По зрелой сенокосной поре (Горбачев) - страница 190

Мать коротко вздыхает. Люда улыбнулась, поднялась было уйти, да старушка спохватилась:

— Эк, память отшибло! Зубы заговариваю… Вадька письмо прислал. Я Динку жду не дождусь, почитать бы, а тут и ты. Небось приветиком не обидел, почитай мне, я-то слепая…

Люда распечатывала солдатский треугольник, уверенная, что и ее ожидает теперь письмо, а в этом привета может как раз и не быть, думала она. Полевая почта прежняя, почерк тоже не изменился…

— «Здравствуйте, дорогие мои мама и Дина. С горячим солдатским приветом к вам Вадим. Извините, что не писал долго. Скакал с места на место, то учения, то поездки всякие. Замучились, и времени ни капли.

Большое спасибо за подарки, — читала Люда, — за те, что я получил в Завитой. И чемодан мне в самый раз. Все очень вкусно, особенно пельмени — на славу вышли. «Особая» пошла в дело сразу, отметили Октябрьскую…»

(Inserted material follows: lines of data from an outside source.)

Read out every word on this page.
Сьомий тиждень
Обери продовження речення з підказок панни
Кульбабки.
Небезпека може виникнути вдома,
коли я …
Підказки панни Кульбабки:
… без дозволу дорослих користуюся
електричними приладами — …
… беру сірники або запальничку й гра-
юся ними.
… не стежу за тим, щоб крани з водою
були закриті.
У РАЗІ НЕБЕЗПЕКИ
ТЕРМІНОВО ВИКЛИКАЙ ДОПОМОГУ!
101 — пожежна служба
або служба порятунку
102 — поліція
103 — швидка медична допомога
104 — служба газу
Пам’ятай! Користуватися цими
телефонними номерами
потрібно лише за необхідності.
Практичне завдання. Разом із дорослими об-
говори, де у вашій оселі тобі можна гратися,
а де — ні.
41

Вместе с матерью, улыбаясь и радуясь его письму, Люда прочитала, как работал Вадим в целинном совхозе, откуда он и возвращался с частью. Но вот дочитала она до последней строчки, и голос ее осекся. В совхозе он с учительницей подружился, обещает даже карточку ее прислать посмотреть. Только, говорит, вы фотку сразу верните…

Люда отдала матери письмо. Тетя Аня промокнула фартуком глаза, прошептала:

— Что ж это он, а? Как же?

— Вот и ладно, — сдержанно сказала Люда. — Когда-нибудь надо жениться… А я пойду, теть Ань, спешить надо…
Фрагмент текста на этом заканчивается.